“I know that, and have regretted it,” she interrupted. “But not until now have I been able to correct your impression.”
“And you would actually have me speak with you as of your own class—a free man, worthy to claim your friendship in life?”
“Yes,” frankly, her face uplifted. “Why should it be otherwise? It has been our fortune to meet under strange conditions, Captain Carlyle—conditions testing us, and revealing the very depths of our natures. Concealment and disguise is no longer necessary between us. You have served me unselfishly, plunging headlong into danger for my sake. I shudder at the thought of where I would be now, but for your effort to save me. No man could have done more, or proved himself more staunch and true. We are in danger yet, adrift here in the heart of this desolate sea, but such peril is nothing compared with what I have escaped. I am glad, sincerely glad; I have prayed God in thankfulness, I feel that your skill and courage will bring us safely to land. I am no longer afraid, for I have learned to trust you.”
“In all ways?”
“Yes; as gentleman as truly as sailor.
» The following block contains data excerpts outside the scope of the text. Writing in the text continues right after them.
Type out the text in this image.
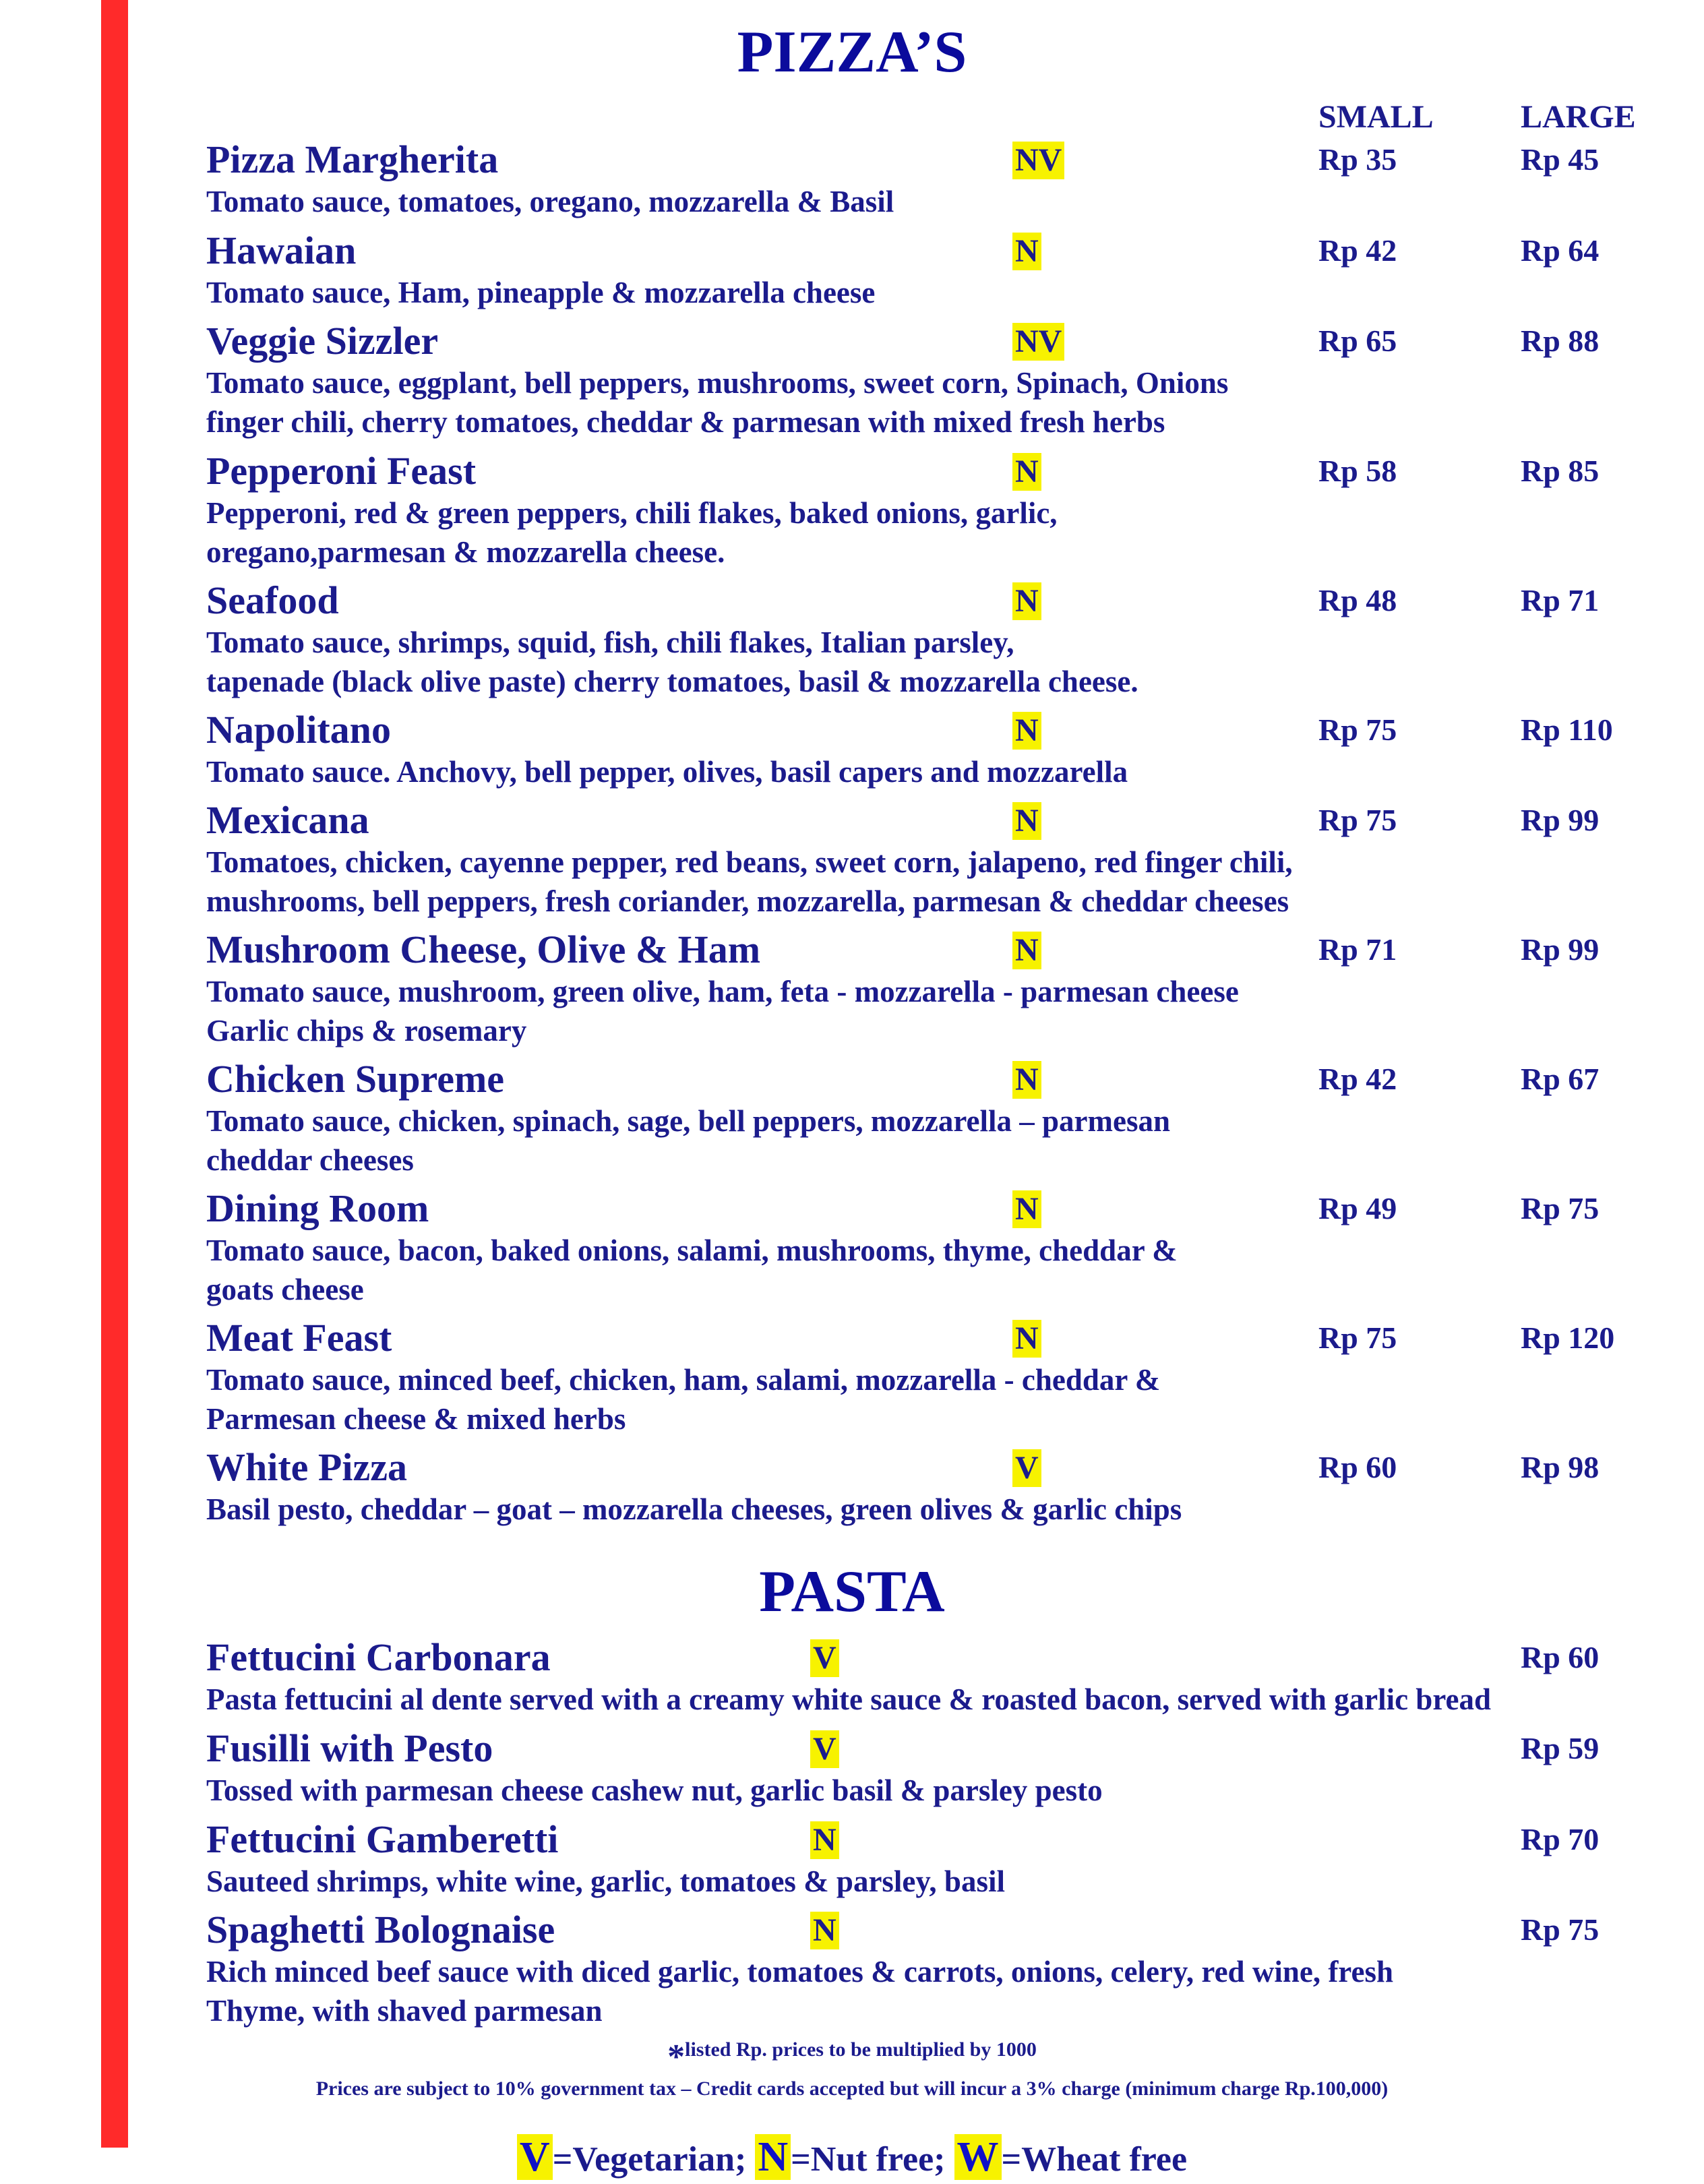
PIZZA’S
SMALL	LARGE
Pizza Margherita	NV	Rp 35	Rp 45
Tomato sauce, tomatoes, oregano, mozzarella & Basil
Hawaian	N	Rp 42	Rp 64
Tomato sauce, Ham, pineapple & mozzarella cheese
Veggie Sizzler	NV	Rp 65	Rp 88
Tomato sauce, eggplant, bell peppers, mushrooms, sweet corn, Spinach, Onions
finger chili, cherry tomatoes, cheddar & parmesan with mixed fresh herbs
Pepperoni Feast	N	Rp 58	Rp 85
Pepperoni, red & green peppers, chili flakes, baked onions, garlic,
oregano,parmesan & mozzarella cheese.
Seafood	N	Rp 48	Rp 71
Tomato sauce, shrimps, squid, fish, chili flakes, Italian parsley,
tapenade (black olive paste) cherry tomatoes, basil & mozzarella cheese.
Napolitano	N	Rp 75	Rp 110
Tomato sauce. Anchovy, bell pepper, olives, basil capers and mozzarella
Mexicana	N	Rp 75	Rp 99
Tomatoes, chicken, cayenne pepper, red beans, sweet corn, jalapeno, red finger chili,
mushrooms, bell peppers, fresh coriander, mozzarella, parmesan & cheddar cheeses
Mushroom Cheese, Olive & Ham	N	Rp 71	Rp 99
Tomato sauce, mushroom, green olive, ham, feta - mozzarella - parmesan cheese
Garlic chips & rosemary
Chicken Supreme	N	Rp 42	Rp 67
Tomato sauce, chicken, spinach, sage, bell peppers, mozzarella – parmesan
cheddar cheeses
Dining Room	N	Rp 49	Rp 75
Tomato sauce, bacon, baked onions, salami, mushrooms, thyme, cheddar &
goats cheese
Meat Feast	N	Rp 75	Rp 120
Tomato sauce, minced beef, chicken, ham, salami, mozzarella - cheddar &
Parmesan cheese & mixed herbs
White Pizza	V	Rp 60	Rp 98
Basil pesto, cheddar – goat – mozzarella cheeses, green olives & garlic chips
PASTA
Fettucini Carbonara	V	Rp 60
Pasta fettucini al dente served with a creamy white sauce & roasted bacon, served with garlic bread
Fusilli with Pesto	V	Rp 59
Tossed with parmesan cheese cashew nut, garlic basil & parsley pesto
Fettucini Gamberetti	N	Rp 70
Sauteed shrimps, white wine, garlic, tomatoes & parsley, basil
Spaghetti Bolognaise	N	Rp 75
Rich minced beef sauce with diced garlic, tomatoes & carrots, onions, celery, red wine, fresh
Thyme, with shaved parmesan
*listed Rp. prices to be multiplied by 1000
Prices are subject to 10% government tax – Credit cards accepted but will incur a 3% charge (minimum charge Rp.100,000)
V=Vegetarian; N=Nut free; W=Wheat free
You possess my entire confidence.”
Cordial and earnest as these words were, they failed to yield me sufficient courage to voice the eager impulse of my heart. There was a restraint, some memory of the past, perhaps, which fettered the tongue. Yet I struggled to give my desire utterance.
“But do you understand fully?” I questioned anxiously. “All I have done for you would have been done for any other woman under the same conditions of danger. I claim no reward for that—a plain duty.”
“I am sure that is true.”
“It is true, and yet different. Such service to another would have been a duty, and no more. But to be with you, aiding and protecting, has been a delight, a joy. I have served Dorothy Fairfax for her own sake—not as I would any other.”
“Did you not suppose I knew?”
Her glance flashed into mine through the star-gleam, with a sudden message of revealment.
“You knew—that—that it was you personally I served?”
“Of course I knew. A woman is never unaware of such things. Nor is there reason now—here in this boat, with you as my only protector—why I should pretend otherwise. Neither of us know what the end may be; we may sink in these waters, or be cast ashore on a desolate coast to perish miserably, and it is no moment for concealment. Now, if ever, I must tell you the truth. I know you care for me, and have cared since first we met. An interest no less fateful has led me to seek your acquaintance, and give you my aid. Surely it is not unmaidenly for me to confess this when we face the chance of death together?”
“But,” I stammered, “I can scarcely believe you realize your words. I—I love you Dorothy.”
“And is it not also possible for me to love?”
“Possible—yes! But why should you? Forgive me, but I cannot drive away memory of the gulf between us. I would not dare speak such words of my own volition, they seem almost insult. You are rich, with position and friends of influence, while I at best am but a merchant skipper, in truth a bond servant, penniless and disgraced. In the eyes of the world I am not fit to touch the hem of your garment.”